Gartenausstellungen im Haus der Wannsee-Konferenz
„Aktion Reinhardt“ und „Was bedeutet Wannsee für…“
Erschienen in Wannsee Journal Dezember/Januar 2024
Die Gedenk- und Bildungsstätte am Wannsee ist ein Ort von ambivalenter Bedeutung, der sowohl mit der dunklen Geschichte des Holocaust als auch mit der natürlichen Schönheit seiner Umgebung assoziiert wird. In dem großzügigen Garten des Hauses der Wannsee-Konferenz finden immer wieder spannende Ausstellungen statt. Noch bis zum 30. Dezember 2024 sind gleich zwei zu sehen – eine beschäftigt sich mit der Verbindung der Wannsee-Konferenz und der Vernichtung der Juden im polnischen Lublin, die andere nimmt vergangene und aktuelle Entwicklungen in den Fokus und lässt unterschiedliche Menschen in „Was bedeutet Wannsee für…“ zu Wort kommen. Weitere Informationen und Öffnungszeiten unter www.ghwk.de
Ausstellung in Wannsee und Polen
Die deutsch-polnische Gemeinschaftsausstellung „Aktion Reinhardt – Spaces of the Holocaust“: Gemeinsam mit dem Partner Ośrodek „Brama Grodzka – Teatr NN“ hat das Haus der Wannsee-Konferenz eine Ausstellung erarbeitet, die sowohl im Garten des Hauses gezeigt wird, als auch auf dem Plac Litewski im polnischen Lublin stattfand. Gegenstand der Ausstellung ist die Verbindung von der zentralen Planung des Massenmordes an den europäischen Jüdinnen und Juden mit der Vernichtung vor Ort in der Region in und um Lublin.
Massenmord in Lublin
Die „Aktion Reinhardt“ war der Tarnname für die Ermordung der Juden und Roma im deutsch besetzten Polen. In Lublin lebten einst 42.000 Jüdinnen und Juden, nur etwa 300 überlebten den Holocaust. Lublin spielte eine entscheidende Rolle als Zentrum der nationalsozialistischen Vernichtungspolitik. In der Ausstellung werden Archivbilder, Dokumente und Zeitzeugenberichte von Überlebenden gezeigt. Für die Ausstellung „Aktion Reinhardt – Spaces of the Holocaust“ sind zwölf deutsch-englische Tafeln im Garten des Hauses der Wannsee-Konferenz aufgestellt. Themengleiche Tafeln mit polnisch-englischen Informationen waren bereits in Lublin aufgestellt.

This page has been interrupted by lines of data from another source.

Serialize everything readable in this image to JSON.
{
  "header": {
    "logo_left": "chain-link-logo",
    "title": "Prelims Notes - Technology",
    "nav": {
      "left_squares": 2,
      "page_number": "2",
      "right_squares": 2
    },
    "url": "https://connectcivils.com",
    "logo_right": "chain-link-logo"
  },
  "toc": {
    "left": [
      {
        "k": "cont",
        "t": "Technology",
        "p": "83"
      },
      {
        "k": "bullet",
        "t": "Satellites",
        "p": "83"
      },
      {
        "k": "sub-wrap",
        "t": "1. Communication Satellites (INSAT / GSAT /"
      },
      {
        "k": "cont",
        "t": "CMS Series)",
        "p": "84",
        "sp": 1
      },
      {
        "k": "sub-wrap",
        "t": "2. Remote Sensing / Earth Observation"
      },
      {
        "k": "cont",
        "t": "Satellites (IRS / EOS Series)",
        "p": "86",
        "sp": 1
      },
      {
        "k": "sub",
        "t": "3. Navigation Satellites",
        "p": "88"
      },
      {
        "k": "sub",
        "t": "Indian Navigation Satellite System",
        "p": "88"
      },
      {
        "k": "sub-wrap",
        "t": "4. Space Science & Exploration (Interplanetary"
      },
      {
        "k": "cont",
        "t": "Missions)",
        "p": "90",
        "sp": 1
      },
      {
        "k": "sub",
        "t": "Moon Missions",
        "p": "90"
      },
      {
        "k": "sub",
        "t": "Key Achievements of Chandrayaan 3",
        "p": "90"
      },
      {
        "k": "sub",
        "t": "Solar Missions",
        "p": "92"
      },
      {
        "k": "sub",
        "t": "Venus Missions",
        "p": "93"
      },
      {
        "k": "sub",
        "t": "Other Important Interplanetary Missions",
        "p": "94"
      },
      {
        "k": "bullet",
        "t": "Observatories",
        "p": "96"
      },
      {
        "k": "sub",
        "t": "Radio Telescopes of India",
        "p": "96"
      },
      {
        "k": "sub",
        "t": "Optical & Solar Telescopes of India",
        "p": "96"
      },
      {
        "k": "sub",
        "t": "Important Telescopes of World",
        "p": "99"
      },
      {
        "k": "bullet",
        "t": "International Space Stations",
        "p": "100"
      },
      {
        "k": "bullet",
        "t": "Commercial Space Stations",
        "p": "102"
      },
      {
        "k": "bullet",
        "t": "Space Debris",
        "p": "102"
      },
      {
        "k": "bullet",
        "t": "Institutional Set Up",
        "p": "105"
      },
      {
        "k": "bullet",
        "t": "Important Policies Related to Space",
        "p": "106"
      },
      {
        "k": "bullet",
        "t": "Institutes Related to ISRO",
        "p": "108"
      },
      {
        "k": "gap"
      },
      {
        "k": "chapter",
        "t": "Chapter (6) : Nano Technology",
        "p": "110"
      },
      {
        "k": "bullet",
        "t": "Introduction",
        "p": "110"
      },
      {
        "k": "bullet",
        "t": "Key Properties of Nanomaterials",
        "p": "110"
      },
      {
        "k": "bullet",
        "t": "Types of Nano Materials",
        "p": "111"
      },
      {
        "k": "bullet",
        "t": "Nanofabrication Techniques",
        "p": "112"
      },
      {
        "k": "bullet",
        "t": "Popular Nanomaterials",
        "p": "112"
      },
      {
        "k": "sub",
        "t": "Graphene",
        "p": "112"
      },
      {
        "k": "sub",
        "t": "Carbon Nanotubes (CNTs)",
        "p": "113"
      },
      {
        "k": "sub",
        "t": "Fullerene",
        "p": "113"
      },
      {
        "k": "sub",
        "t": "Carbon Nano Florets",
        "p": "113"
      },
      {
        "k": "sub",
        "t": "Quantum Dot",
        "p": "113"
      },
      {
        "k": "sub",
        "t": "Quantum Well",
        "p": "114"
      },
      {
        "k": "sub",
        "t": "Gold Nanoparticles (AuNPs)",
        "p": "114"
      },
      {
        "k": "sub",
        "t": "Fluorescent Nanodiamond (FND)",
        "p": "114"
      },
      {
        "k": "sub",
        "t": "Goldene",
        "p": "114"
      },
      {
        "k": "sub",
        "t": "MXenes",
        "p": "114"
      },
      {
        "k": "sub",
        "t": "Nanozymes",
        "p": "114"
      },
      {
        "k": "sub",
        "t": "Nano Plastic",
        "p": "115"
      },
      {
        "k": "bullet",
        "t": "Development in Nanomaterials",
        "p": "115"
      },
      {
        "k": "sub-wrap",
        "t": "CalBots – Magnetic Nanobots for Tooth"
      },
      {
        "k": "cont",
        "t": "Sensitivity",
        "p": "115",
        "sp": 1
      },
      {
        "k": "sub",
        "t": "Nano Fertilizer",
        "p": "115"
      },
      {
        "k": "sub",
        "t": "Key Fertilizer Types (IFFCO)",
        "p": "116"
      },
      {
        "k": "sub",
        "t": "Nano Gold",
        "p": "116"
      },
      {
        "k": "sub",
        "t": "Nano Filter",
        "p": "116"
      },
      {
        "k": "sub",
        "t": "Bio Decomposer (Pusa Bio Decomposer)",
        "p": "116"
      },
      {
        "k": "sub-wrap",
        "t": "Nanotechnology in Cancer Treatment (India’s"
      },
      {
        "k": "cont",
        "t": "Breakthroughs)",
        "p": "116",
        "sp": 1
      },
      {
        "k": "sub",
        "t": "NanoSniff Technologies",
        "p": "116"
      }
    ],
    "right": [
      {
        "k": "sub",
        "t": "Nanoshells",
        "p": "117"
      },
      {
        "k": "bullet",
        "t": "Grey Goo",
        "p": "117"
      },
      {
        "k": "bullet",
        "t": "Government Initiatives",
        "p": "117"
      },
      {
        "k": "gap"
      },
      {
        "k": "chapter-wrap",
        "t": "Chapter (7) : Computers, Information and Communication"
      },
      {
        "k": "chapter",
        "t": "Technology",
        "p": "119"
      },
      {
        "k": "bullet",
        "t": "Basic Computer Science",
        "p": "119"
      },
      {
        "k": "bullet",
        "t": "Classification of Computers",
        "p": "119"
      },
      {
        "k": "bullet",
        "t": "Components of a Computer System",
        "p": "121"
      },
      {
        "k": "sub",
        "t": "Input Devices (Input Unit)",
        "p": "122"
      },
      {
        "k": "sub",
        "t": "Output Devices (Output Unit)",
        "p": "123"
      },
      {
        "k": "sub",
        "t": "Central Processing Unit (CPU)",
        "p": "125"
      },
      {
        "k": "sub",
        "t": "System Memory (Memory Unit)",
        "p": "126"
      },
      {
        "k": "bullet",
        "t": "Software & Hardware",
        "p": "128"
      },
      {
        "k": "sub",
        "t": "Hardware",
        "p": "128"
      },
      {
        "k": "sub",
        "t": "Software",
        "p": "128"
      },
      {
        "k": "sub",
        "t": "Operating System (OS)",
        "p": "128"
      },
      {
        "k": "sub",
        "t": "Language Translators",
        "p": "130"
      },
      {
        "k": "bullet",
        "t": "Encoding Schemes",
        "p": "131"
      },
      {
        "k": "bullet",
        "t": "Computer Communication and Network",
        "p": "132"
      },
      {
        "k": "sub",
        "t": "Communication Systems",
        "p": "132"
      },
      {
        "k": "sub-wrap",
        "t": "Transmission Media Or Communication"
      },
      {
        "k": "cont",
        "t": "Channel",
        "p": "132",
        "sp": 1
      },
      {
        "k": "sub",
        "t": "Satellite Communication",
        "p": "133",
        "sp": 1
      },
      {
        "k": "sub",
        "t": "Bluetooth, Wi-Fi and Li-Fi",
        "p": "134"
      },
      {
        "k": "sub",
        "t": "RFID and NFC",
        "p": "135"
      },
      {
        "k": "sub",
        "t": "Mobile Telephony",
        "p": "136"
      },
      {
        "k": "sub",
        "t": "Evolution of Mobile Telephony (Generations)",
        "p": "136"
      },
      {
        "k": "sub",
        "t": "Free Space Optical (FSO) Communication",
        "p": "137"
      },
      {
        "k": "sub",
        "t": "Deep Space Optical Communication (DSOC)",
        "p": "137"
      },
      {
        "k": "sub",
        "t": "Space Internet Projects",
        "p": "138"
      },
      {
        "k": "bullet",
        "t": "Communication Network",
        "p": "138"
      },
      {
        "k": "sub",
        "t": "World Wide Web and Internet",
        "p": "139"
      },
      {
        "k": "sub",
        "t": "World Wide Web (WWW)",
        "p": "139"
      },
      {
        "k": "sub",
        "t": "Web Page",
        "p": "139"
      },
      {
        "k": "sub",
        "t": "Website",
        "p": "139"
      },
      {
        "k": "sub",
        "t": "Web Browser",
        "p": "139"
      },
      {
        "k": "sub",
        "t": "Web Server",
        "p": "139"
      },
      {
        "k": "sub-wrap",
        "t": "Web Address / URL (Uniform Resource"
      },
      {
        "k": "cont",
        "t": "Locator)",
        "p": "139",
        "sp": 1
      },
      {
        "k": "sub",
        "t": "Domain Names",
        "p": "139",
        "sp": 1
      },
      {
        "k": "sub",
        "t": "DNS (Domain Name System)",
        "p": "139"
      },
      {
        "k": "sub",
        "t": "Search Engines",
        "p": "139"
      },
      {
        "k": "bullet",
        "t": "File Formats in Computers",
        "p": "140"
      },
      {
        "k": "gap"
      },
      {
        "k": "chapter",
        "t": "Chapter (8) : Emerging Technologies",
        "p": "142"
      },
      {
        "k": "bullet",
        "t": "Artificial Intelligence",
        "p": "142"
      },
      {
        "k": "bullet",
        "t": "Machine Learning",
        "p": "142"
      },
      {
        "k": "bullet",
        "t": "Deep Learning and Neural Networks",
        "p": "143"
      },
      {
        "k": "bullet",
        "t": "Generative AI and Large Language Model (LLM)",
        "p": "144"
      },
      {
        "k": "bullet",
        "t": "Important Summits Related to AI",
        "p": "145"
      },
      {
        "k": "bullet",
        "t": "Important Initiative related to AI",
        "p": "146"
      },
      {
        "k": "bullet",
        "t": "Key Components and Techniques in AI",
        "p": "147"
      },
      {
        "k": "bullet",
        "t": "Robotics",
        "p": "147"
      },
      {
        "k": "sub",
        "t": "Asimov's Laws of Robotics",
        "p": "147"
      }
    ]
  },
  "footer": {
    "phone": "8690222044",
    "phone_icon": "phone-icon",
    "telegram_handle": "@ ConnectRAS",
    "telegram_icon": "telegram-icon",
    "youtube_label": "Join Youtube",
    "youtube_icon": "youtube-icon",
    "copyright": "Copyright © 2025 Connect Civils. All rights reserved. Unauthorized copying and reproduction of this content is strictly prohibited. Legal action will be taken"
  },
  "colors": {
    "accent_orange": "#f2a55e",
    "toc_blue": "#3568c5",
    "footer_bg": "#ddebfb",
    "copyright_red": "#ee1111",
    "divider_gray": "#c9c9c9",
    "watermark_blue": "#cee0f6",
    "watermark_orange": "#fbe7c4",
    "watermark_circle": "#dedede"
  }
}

Vielfältige Perspektiven auf Wannsee
Die Ausstellung „Was bedeutet Wannsee für…“ zeigt in 26 Stationen verschiedene Sichtweisen auf Wannsee und die Geschichte des Hauses der Wannsee-Konferenz. Viele Besucher empfinden eine innere Zerrissenheit: Während einige die ruhige Atmosphäre des Gartens genießen, sind sich andere der tragischen Ereignisse bewusst, die dort stattfanden.
Erinnerungen an die Vergangenheit
Besonders eindrücklich sind die Erinnerungen von Überlebenden wie Batsheva Dagan, die Wannsee als ihren „persönlichen Schicksalsort“ bezeichnet. Sie erinnert sich daran, dass an diesem Ort die Ermordung der europäischen Juden geplant wurde und dass sie durch diesen Ort ihre Familie verlor. Diese persönlichen Geschichten werden durch neue Ausstellungsformate ergänzt, die auch historische Figuren wie Ingeburg Werlemann einbeziehen, deren Aussagen zur Konferenz dokumentiert sind.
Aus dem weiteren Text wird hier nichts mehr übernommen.